From Felix Gonzales-Torres at the Judd Foundation to Grada Kilomba's US debut at Amant

Installation view of Felix Gonzalez-Torres: Inbetweenness at the Judd Foundation, New York. Courtesy Judd Foundation.

Installation view of Felix Gonzalez-Torres: Inbetweenness at the Judd Foundation, New York. Courtesy Judd Foundation.

Felix Gonzalez-Torres: Inbetweenness
Until 18 December at the Judd Foundation, 101 Spring Street, Manhattan

The exhibition of two works by the late artist Felix Gonzalez-Torres, curated by Flavin Judd, the son of the late Minimalist master Donald Judd, explores how the artist “infused meaning into objects”, Judd says in a statement. “The exhibition allows for the viewer to see how these two works deal with space: neither of them are on the floor; you are in them, and to some extent not walking around them but walking along them.” The atmospheric works "Untitled" (Loverboy) (1989)—a sequence of sheer blue curtains installed in the building’s Soho-facing windows—and "Untitled" (1991–1993) respond to the architecture of the foundation, which usually hosts just two exhibitions per year in its New York outpost.

Installation view, Grada Kilomba: Heroines, Birds and Monsters at Amant. Photo: Shark Senesac. Courtesy Amant.

Grada Kilomba: Heroines, Birds and Monsters
Until 30 October at the Amant, 315 Maujer Street, Brooklyn

Amant’s inaugural exhibition is the first major US presentation of the Berlin-based Portuguese artist and theorist Grada Kilomba.
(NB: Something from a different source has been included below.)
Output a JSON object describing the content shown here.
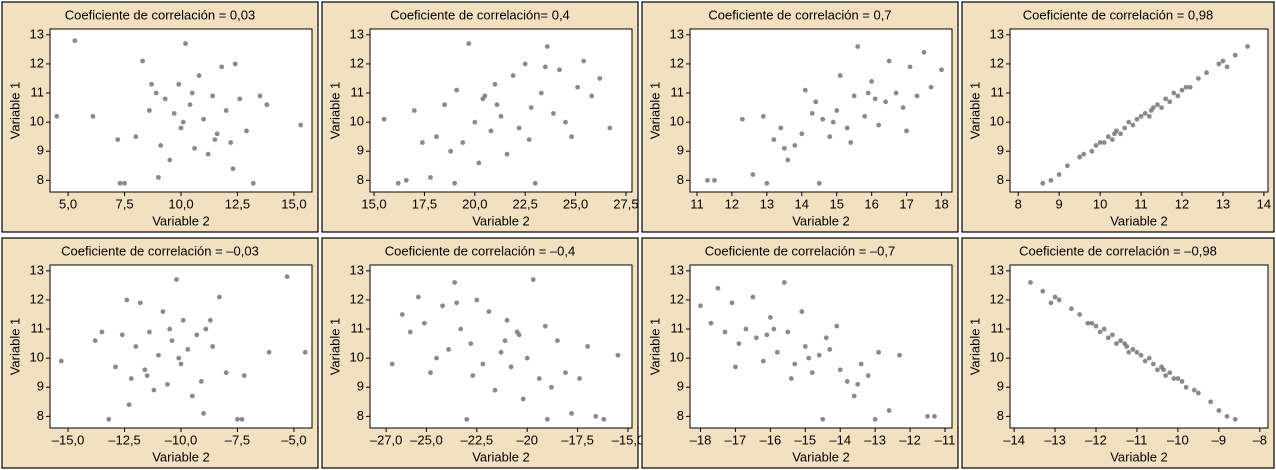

The show comprises a series of conceptual works that explore themes related to memory and trauma, specifically the insidious markings of colonialism and enslavement in everyday life. The centrepiece of the exhibition, a trilogy titled A World of Illusions (2017-2019), immerses the viewer in a three-channel video in which the artist retells Greek myths through a critical modern lens. The emotive installation Table of Goods (2017)—a mound of soil, coffee beans, cocoa and dark chocolate surrounded with white candles—memorialises the materials that drove the Transatlantic slave trade and evokes ceremonial and burial structures prevalent in various African religions.

Shaun Leonardo, Between Four Freedoms (2021). Courtesy of the artist and Four Freedoms Park Conservancy.

Shaun Leonardo: Between Four Freedoms
Until 1 November at Franklin D. Roosevelt Four Freedoms State Park, Roosevelt Island

The celebrated American artist Shaun Leonardo has conceived an installation that aims to uplift vulnerable and marginalised voices in New York City. The work began with a series of workshops facilitated by the artist with individuals who felt outcast due to gender, race or disabilities. The artist prompted participants to reinterpret the historic Four Freedoms address delivered by Franklin D. Roosevelt in 1941, which underscored freedom of speech, religion, and freedom from want and fear as inherent to the dignity of every person. The culminating work itself comprises a series of large-scale vinyl murals depicting various hand gestures that can be activated by scanning a QR code, leading to poignant testimonials of participants from the workshop. The piece was commissioned by the Four Freedoms Park Conservancy, a non-profit organisation focused on socially engaged public projects.